The Orpington businessman extradited to the United States for arms dealing is finally home after serving jail time overseas and in the UK.

Christopher Tappin, 67, of Larch Dene, has been released from a London prison after he was transferred from the US in September last year.

In November 2012 he was given a 33-month sentence and ordered to pay a fine of $11,357 at a federal court in Texas, after pleading guilty to one count of aiding and abetting the illegal export of defence articles.

Daughter Georgina Raeburn confirmed her father is home but was not ready to talk about the situation in detail.

While in the US Mr Tappin was in a Pennsylvanian prison and before being flown back to England was incarcerated in a New York detention centre which was "teeming with rats", according to his lawyer.

In his only interview, in a national newspaper, since being freed, he described a harrowing ordeal involving being confined to a windowless room in solitary confinement.

A former director of an international freight service and president of Kent Golf Society, the family man maintains his innocence.

Mr Tappin believes evidence may have been doctored and he had no choice but to enter a plea bargain with US prosecutors. 

Between December 2005 and January 2007 it is believed he knowingly aided and abetted others in an illegal attempt to export certain batteries which are special components of the Hawk Air Defence Missile.

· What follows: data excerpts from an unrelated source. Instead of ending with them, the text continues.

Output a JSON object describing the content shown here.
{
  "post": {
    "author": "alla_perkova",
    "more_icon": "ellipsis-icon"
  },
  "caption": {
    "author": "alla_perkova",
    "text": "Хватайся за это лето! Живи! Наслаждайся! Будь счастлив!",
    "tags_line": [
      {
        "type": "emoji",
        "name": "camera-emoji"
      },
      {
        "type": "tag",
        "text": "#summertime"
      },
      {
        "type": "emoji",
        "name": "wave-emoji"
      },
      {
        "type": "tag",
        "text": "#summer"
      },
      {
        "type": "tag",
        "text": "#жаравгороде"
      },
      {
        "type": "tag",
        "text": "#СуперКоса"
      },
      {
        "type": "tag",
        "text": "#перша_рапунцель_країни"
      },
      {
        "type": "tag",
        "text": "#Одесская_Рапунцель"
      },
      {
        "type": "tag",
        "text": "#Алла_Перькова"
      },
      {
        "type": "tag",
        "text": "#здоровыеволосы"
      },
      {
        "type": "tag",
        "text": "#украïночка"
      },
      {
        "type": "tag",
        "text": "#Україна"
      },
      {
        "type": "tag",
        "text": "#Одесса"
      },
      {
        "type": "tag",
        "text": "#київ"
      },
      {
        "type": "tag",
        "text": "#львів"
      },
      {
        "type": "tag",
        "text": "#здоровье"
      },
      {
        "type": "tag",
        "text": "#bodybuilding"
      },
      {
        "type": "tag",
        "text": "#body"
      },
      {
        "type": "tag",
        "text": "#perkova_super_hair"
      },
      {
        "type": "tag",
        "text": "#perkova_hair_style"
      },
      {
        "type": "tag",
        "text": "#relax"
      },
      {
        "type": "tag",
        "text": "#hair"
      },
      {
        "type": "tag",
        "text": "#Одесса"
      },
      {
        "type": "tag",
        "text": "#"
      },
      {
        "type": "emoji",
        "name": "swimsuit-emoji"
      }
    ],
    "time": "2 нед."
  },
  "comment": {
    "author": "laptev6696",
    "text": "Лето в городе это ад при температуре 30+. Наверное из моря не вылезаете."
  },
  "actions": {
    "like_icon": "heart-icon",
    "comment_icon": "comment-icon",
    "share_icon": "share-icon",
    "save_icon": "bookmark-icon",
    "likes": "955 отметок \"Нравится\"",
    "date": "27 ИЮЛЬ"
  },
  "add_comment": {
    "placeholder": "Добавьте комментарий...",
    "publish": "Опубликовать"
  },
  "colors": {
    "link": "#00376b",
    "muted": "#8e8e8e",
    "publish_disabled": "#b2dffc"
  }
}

But the businessman previously denied wrongdoing and said the shipment, set from the US to Tehran via the Netherlands, was part of an FBI sting.

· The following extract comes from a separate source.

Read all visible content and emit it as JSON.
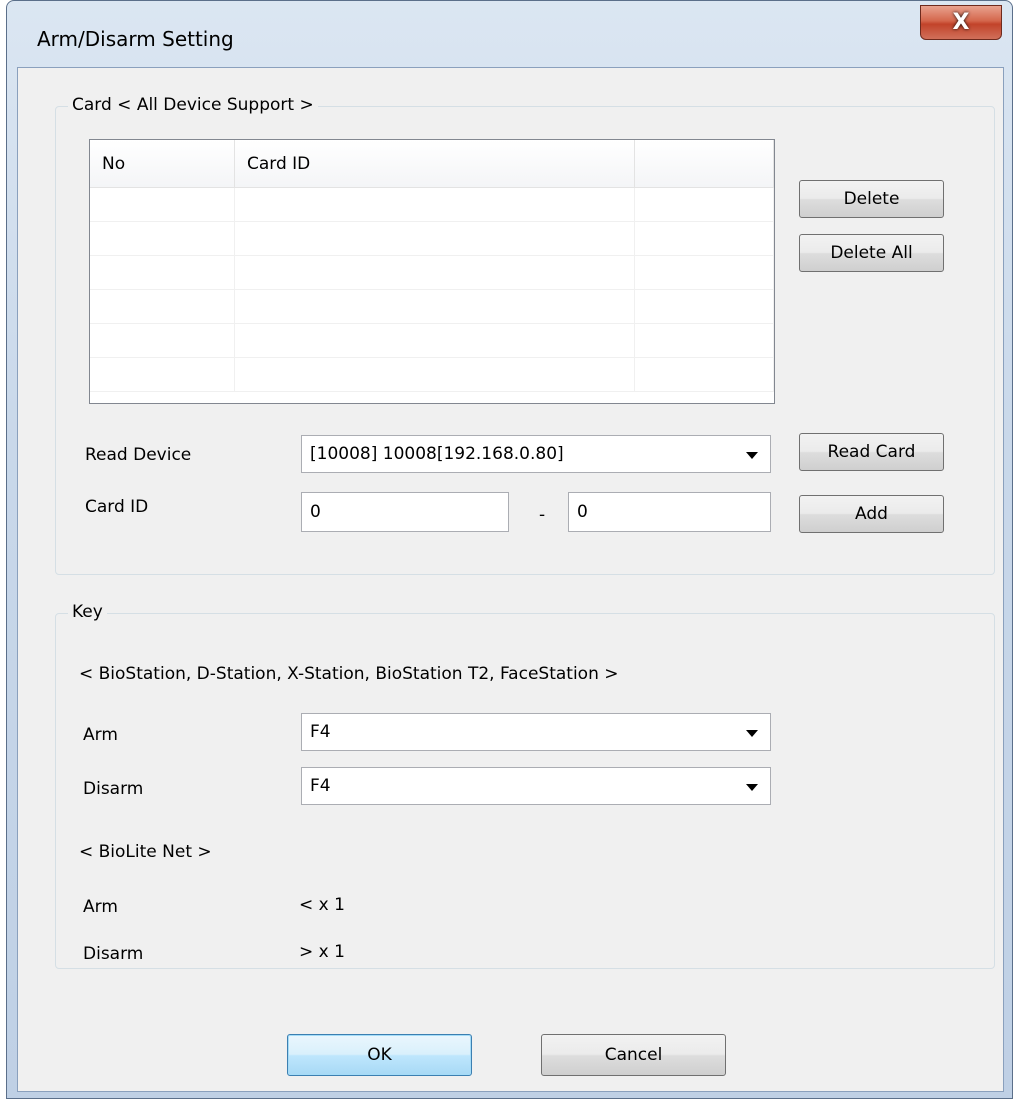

Now home with his wife, Elaine, he is hoping to fight the 2003 extradition legislation that meant UK courts had no power to prevent him being sent to US shores.

It was brought in to help the countries move terrorist suspects more easily but is now often used for those charged with crimes unrelated to terrorism.

Mr Tappin handed himself into US Marshalls at Heathrow in September 2012 and since then had been unable to return home to visit his family.